Because, the former tenant was a female, its starting to show. My apartment phone is nice but very pink. I keep discovering "Hello Kitty" stickers here and there. She had just left too. Another American. Supposedly, she was in the airport in Japan trying to get home when all the disasters happened and she was stuck there, while I was in Alaska.

The only thing that this aparment lacks than a sufficient shower, is a lamp. I think I will buy one the first chance I get, because if there is one thing that I am still sold on, its reading in bed by lamplight. Overhead lights are much too bright and don't cut it. I've already bought an alarm clock for I feared over sleeping. But my first week, this would've been impossible seeing how I've woken up at 5 every morning. Except for this morning, when the alarm clock proved useful.

I'm also gonna purchase a humidifier or some sort of air cleaning machine for the dust over here is horrible and my allergies are pretty bad. But that's enough. I don't think I've rambled so much about household appliances in my life. I feel like I'm the MC for a game show.

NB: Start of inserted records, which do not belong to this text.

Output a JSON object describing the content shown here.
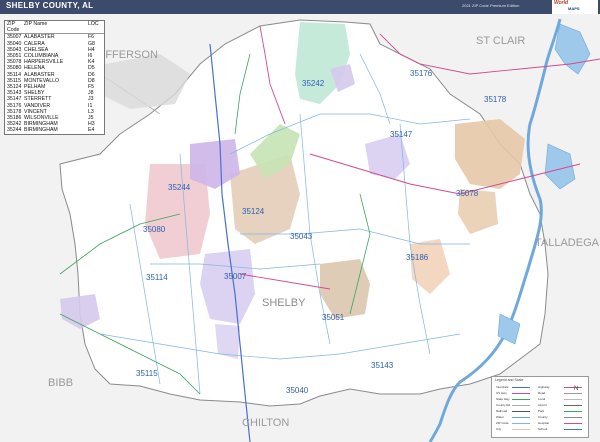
{
  "header": {
    "title": "SHELBY COUNTY, AL",
    "edition": "2021 ZIP Code Premium Edition"
  },
  "logo": {
    "line1": "World",
    "line2": "MAPS",
    "sub": "Market Maps Inc."
  },
  "zip_table": {
    "headers": [
      "ZIP Code",
      "ZIP Name",
      "LOC"
    ],
    "rows": [
      [
        "35007",
        "ALABASTER",
        "F6"
      ],
      [
        "35040",
        "CALERA",
        "G8"
      ],
      [
        "35043",
        "CHELSEA",
        "H4"
      ],
      [
        "35051",
        "COLUMBIANA",
        "I6"
      ],
      [
        "35078",
        "HARPERSVILLE",
        "K4"
      ],
      [
        "35080",
        "HELENA",
        "D5"
      ],
      [
        "35114",
        "ALABASTER",
        "D6"
      ],
      [
        "35115",
        "MONTEVALLO",
        "D8"
      ],
      [
        "35124",
        "PELHAM",
        "F5"
      ],
      [
        "35143",
        "SHELBY",
        "J8"
      ],
      [
        "35147",
        "STERRETT",
        "J3"
      ],
      [
        "35176",
        "VANDIVER",
        "I1"
      ],
      [
        "35178",
        "VINCENT",
        "L3"
      ],
      [
        "35186",
        "WILSONVILLE",
        "J5"
      ],
      [
        "35242",
        "BIRMINGHAM",
        "H3"
      ],
      [
        "35244",
        "BIRMINGHAM",
        "E4"
      ]
    ]
  },
  "county_labels": {
    "jefferson": "EFFERSON",
    "st_clair": "ST CLAIR",
    "talladega": "TALLADEGA",
    "shelby": "SHELBY",
    "bibb": "BIBB",
    "chilton": "CHILTON"
  },
  "zip_labels": {
    "z35242": "35242",
    "z35176": "35176",
    "z35178": "35178",
    "z35147": "35147",
    "z35078": "35078",
    "z35244": "35244",
    "z35124": "35124",
    "z35080": "35080",
    "z35043": "35043",
    "z35186": "35186",
    "z35114": "35114",
    "z35007": "35007",
    "z35051": "35051",
    "z35143": "35143",
    "z35115": "35115",
    "z35040": "35040"
  },
  "legend": {
    "title": "Legend and Scale",
    "rows_left": [
      "Interstate",
      "US Hwy",
      "State Hwy",
      "County Rd",
      "Railroad",
      "Water",
      "ZIP Code",
      "City"
    ],
    "rows_right": [
      "Highway",
      "Road",
      "Local",
      "Airport",
      "Park",
      "County",
      "Hospital",
      "School"
    ],
    "compass": "N"
  },
  "colors": {
    "title_bar": "#3c4a6b",
    "zip_label": "#2d5fb3",
    "county_label": "#9a9a9a",
    "water": "#9ec9ea",
    "river": "#6fa9dc"
  }
}
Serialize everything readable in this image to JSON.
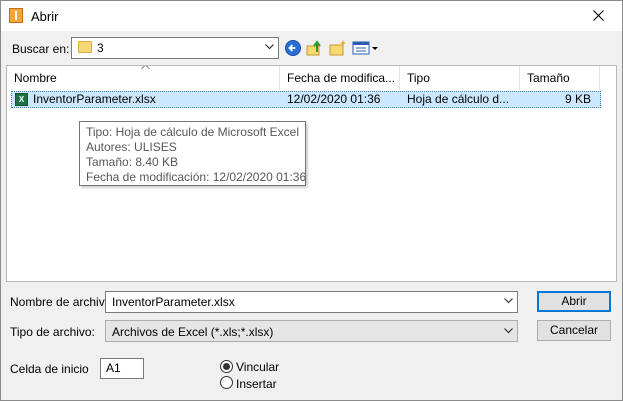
{
  "window": {
    "title": "Abrir"
  },
  "toolbar": {
    "look_in_label": "Buscar en:",
    "look_in_value": "3",
    "icons": [
      "back-icon",
      "up-folder-icon",
      "new-folder-icon",
      "view-menu-icon"
    ]
  },
  "file_list": {
    "columns": [
      "Nombre",
      "Fecha de modifica...",
      "Tipo",
      "Tamaño"
    ],
    "rows": [
      {
        "name": "InventorParameter.xlsx",
        "date": "12/02/2020 01:36",
        "type": "Hoja de cálculo d...",
        "size": "9 KB"
      }
    ]
  },
  "tooltip": {
    "lines": [
      "Tipo: Hoja de cálculo de Microsoft Excel",
      "Autores: ULISES",
      "Tamaño: 8.40 KB",
      "Fecha de modificación: 12/02/2020 01:36"
    ]
  },
  "form": {
    "filename_label": "Nombre de archivo:",
    "filename_value": "InventorParameter.xlsx",
    "filetype_label": "Tipo de archivo:",
    "filetype_value": "Archivos de Excel (*.xls;*.xlsx)",
    "open_button": "Abrir",
    "cancel_button": "Cancelar",
    "start_cell_label": "Celda de inicio",
    "start_cell_value": "A1",
    "radio_link": "Vincular",
    "radio_insert": "Insertar",
    "selected_option": "Vincular"
  },
  "colors": {
    "selection": "#cce8ff",
    "accent": "#0078d7",
    "excel": "#1e7145"
  }
}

Anonymous Peggy Dobbs said...

What are you eating? Do they have McDonald's, etc. What town are you in? With no stove, will you cook at all? The grandmother in me is so practical. Is there a church group there that you know of? Is this a christian school. How many children are you teaching at one time? Blessings, pd

1:42 PM  
Blogger Brian Harrison said...

I'll get to all that, Peggy. I have a year here to tell all about life here. So, don't you worry.

4:02 PM  
Blogger Jenn said...

It was 80 here today and all the flowers are blooming. Beautiful.I told you to take medicine for your allergies with you! When I was in China I tool Mucinex 600 mg. (guaifenesin) the entire time to keep me from getting sick. It worked. The air quality was really bad. I think I suggested you get some before you go. They have it at the dollar tree for $1.Good luck finding some over there. It will keep you from getting a sinus infection.

9:46 PM  
Blogger Brian Harrison said...

The allergies here are different than the ones back home. I don't know which ones are worse. I think the ones back home are. Its just here the change in the climate and how its still pretty cold, my nasal cavities don't know what to make of it. So they went haywire.
I've got some medicine I'm taking. Some prescriptive medicine. So I should be fine.